Jimmie Dale stood motionless there for fully a minute. It seemed absurd,
preposterous, the conviction that was being forced home upon him--that
there were no rooms on the right-hand side of the corridor at all!
But that was not like the Tocsin, accurate always in the most minute
details. The room must be still farther along. He was tempted to use
his flashlight--but that, as long as he could feel his way, was an
unnecessary risk. A flashlight upstairs, where a sleeping-room door
might be ajar, or even wide open, where some one wakeful, THAT man
himself, perhaps, might see it, was quite another matter than a
flashlight in the closed and deserted library below!
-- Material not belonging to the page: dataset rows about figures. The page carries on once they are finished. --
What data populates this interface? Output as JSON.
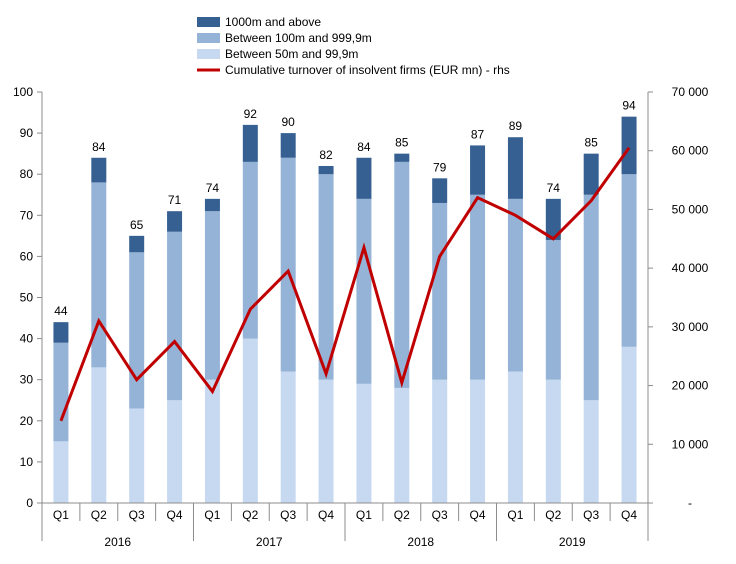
{
  "chart_data": {
    "type": "bar",
    "stacked": true,
    "categories": [
      "Q1",
      "Q2",
      "Q3",
      "Q4",
      "Q1",
      "Q2",
      "Q3",
      "Q4",
      "Q1",
      "Q2",
      "Q3",
      "Q4",
      "Q1",
      "Q2",
      "Q3",
      "Q4"
    ],
    "year_groups": [
      {
        "label": "2016",
        "start": 0,
        "end": 3
      },
      {
        "label": "2017",
        "start": 4,
        "end": 7
      },
      {
        "label": "2018",
        "start": 8,
        "end": 11
      },
      {
        "label": "2019",
        "start": 12,
        "end": 15
      }
    ],
    "series": [
      {
        "name": "Between 50m and 99,9m",
        "color": "#c6d9f1",
        "values": [
          15,
          33,
          23,
          25,
          30,
          40,
          32,
          30,
          29,
          28,
          30,
          30,
          32,
          30,
          25,
          38
        ]
      },
      {
        "name": "Between 100m and 999,9m",
        "color": "#95b3d7",
        "values": [
          24,
          45,
          38,
          41,
          41,
          43,
          52,
          50,
          45,
          55,
          43,
          45,
          42,
          34,
          50,
          42
        ]
      },
      {
        "name": "1000m and above",
        "color": "#366092",
        "values": [
          5,
          6,
          4,
          5,
          3,
          9,
          6,
          2,
          10,
          2,
          6,
          12,
          15,
          10,
          10,
          14
        ]
      }
    ],
    "totals": [
      44,
      84,
      65,
      71,
      74,
      92,
      90,
      82,
      84,
      85,
      79,
      87,
      89,
      74,
      85,
      94
    ],
    "line_series": {
      "name": "Cumulative turnover of insolvent firms (EUR mn) - rhs",
      "color": "#c00000",
      "axis": "right",
      "values": [
        14000,
        31000,
        21000,
        27500,
        19000,
        33000,
        39500,
        22000,
        43500,
        20500,
        42000,
        52000,
        49000,
        45000,
        51500,
        60500
      ]
    },
    "y_left": {
      "min": 0,
      "max": 100,
      "ticks": [
        "0",
        "10",
        "20",
        "30",
        "40",
        "50",
        "60",
        "70",
        "80",
        "90",
        "100"
      ]
    },
    "y_right": {
      "min": 0,
      "max": 70000,
      "ticks": [
        "-",
        "10 000",
        "20 000",
        "30 000",
        "40 000",
        "50 000",
        "60 000",
        "70 000"
      ]
    },
    "legend_position": "top-left",
    "grid": false
  }
}
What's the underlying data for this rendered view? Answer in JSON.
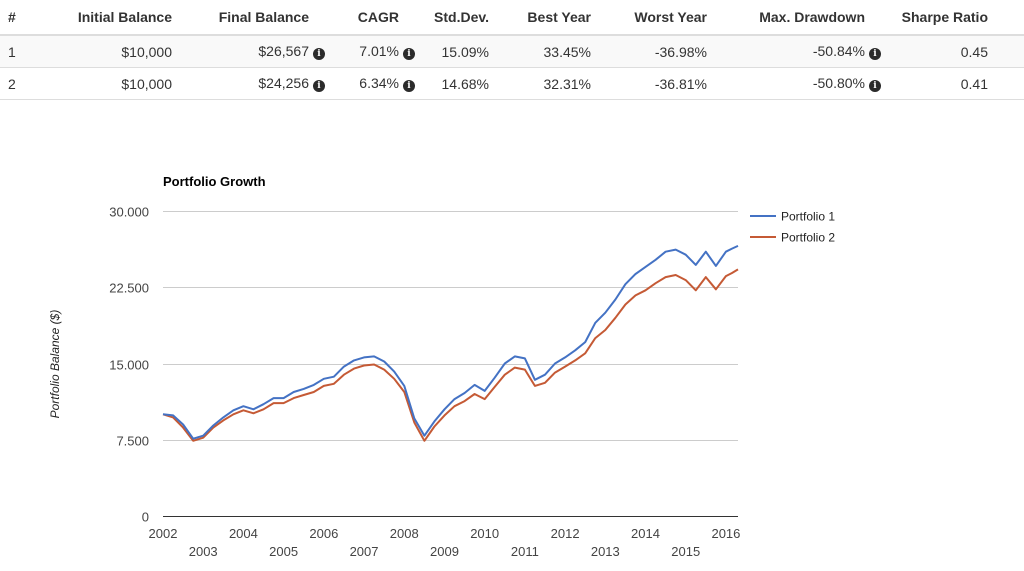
{
  "table": {
    "headers": [
      "#",
      "Initial Balance",
      "Final Balance",
      "CAGR",
      "Std.Dev.",
      "Best Year",
      "Worst Year",
      "Max. Drawdown",
      "Sharpe Ratio"
    ],
    "rows": [
      {
        "index": "1",
        "initial": "$10,000",
        "final": "$26,567",
        "cagr": "7.01%",
        "std": "15.09%",
        "best": "33.45%",
        "worst": "-36.98%",
        "drawdown": "-50.84%",
        "sharpe": "0.45"
      },
      {
        "index": "2",
        "initial": "$10,000",
        "final": "$24,256",
        "cagr": "6.34%",
        "std": "14.68%",
        "best": "32.31%",
        "worst": "-36.81%",
        "drawdown": "-50.80%",
        "sharpe": "0.41"
      }
    ],
    "info_icon_glyph": "i"
  },
  "chart_data": {
    "type": "line",
    "title": "Portfolio Growth",
    "xlabel": "",
    "ylabel": "Portfolio Balance ($)",
    "ylim": [
      0,
      30000
    ],
    "xlim": [
      2002.0,
      2016.3
    ],
    "y_ticks": [
      0,
      7500,
      15000,
      22500,
      30000
    ],
    "y_tick_labels": [
      "0",
      "7.500",
      "15.000",
      "22.500",
      "30.000"
    ],
    "x_tick_labels_top": [
      "2002",
      "2004",
      "2006",
      "2008",
      "2010",
      "2012",
      "2014",
      "2016"
    ],
    "x_tick_labels_bottom": [
      "2003",
      "2005",
      "2007",
      "2009",
      "2011",
      "2013",
      "2015"
    ],
    "legend_position": "top-right",
    "grid": true,
    "series": [
      {
        "name": "Portfolio 1",
        "color": "#4472c4",
        "x": [
          2002.0,
          2002.25,
          2002.5,
          2002.75,
          2003.0,
          2003.25,
          2003.5,
          2003.75,
          2004.0,
          2004.25,
          2004.5,
          2004.75,
          2005.0,
          2005.25,
          2005.5,
          2005.75,
          2006.0,
          2006.25,
          2006.5,
          2006.75,
          2007.0,
          2007.25,
          2007.5,
          2007.75,
          2008.0,
          2008.25,
          2008.5,
          2008.75,
          2009.0,
          2009.25,
          2009.5,
          2009.75,
          2010.0,
          2010.25,
          2010.5,
          2010.75,
          2011.0,
          2011.25,
          2011.5,
          2011.75,
          2012.0,
          2012.25,
          2012.5,
          2012.75,
          2013.0,
          2013.25,
          2013.5,
          2013.75,
          2014.0,
          2014.25,
          2014.5,
          2014.75,
          2015.0,
          2015.25,
          2015.5,
          2015.75,
          2016.0,
          2016.15,
          2016.3
        ],
        "values": [
          10000,
          9900,
          9000,
          7600,
          7900,
          8900,
          9700,
          10400,
          10800,
          10500,
          11000,
          11600,
          11600,
          12200,
          12500,
          12900,
          13500,
          13700,
          14700,
          15300,
          15600,
          15700,
          15200,
          14200,
          12800,
          9600,
          7900,
          9300,
          10500,
          11500,
          12100,
          12900,
          12300,
          13600,
          15000,
          15700,
          15500,
          13400,
          13900,
          15000,
          15600,
          16300,
          17100,
          19000,
          20000,
          21300,
          22800,
          23800,
          24500,
          25200,
          26000,
          26200,
          25700,
          24700,
          26000,
          24600,
          26000,
          26300,
          26567
        ]
      },
      {
        "name": "Portfolio 2",
        "color": "#c55a35",
        "x": [
          2002.0,
          2002.25,
          2002.5,
          2002.75,
          2003.0,
          2003.25,
          2003.5,
          2003.75,
          2004.0,
          2004.25,
          2004.5,
          2004.75,
          2005.0,
          2005.25,
          2005.5,
          2005.75,
          2006.0,
          2006.25,
          2006.5,
          2006.75,
          2007.0,
          2007.25,
          2007.5,
          2007.75,
          2008.0,
          2008.25,
          2008.5,
          2008.75,
          2009.0,
          2009.25,
          2009.5,
          2009.75,
          2010.0,
          2010.25,
          2010.5,
          2010.75,
          2011.0,
          2011.25,
          2011.5,
          2011.75,
          2012.0,
          2012.25,
          2012.5,
          2012.75,
          2013.0,
          2013.25,
          2013.5,
          2013.75,
          2014.0,
          2014.25,
          2014.5,
          2014.75,
          2015.0,
          2015.25,
          2015.5,
          2015.75,
          2016.0,
          2016.15,
          2016.3
        ],
        "values": [
          10000,
          9700,
          8700,
          7400,
          7700,
          8700,
          9400,
          10000,
          10400,
          10100,
          10500,
          11100,
          11100,
          11600,
          11900,
          12200,
          12800,
          13000,
          13900,
          14500,
          14800,
          14900,
          14400,
          13500,
          12200,
          9200,
          7400,
          8800,
          9900,
          10800,
          11300,
          12000,
          11500,
          12700,
          13900,
          14600,
          14400,
          12800,
          13100,
          14100,
          14700,
          15300,
          16000,
          17500,
          18300,
          19500,
          20800,
          21700,
          22200,
          22900,
          23500,
          23700,
          23200,
          22200,
          23500,
          22300,
          23600,
          23900,
          24256
        ]
      }
    ]
  }
}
He went on once more, still guiding himself by a light finger touch upon
the wall, passed another portiere similar to the first, and, after that,
another--and finally stopped by bringing up abruptly against the end
wall of the house. It was certainly very strange! There WERE no rooms
on the right-hand side of the corridor. And here, hanging across the end
wall, was another of those ubiquitous velvet portieres.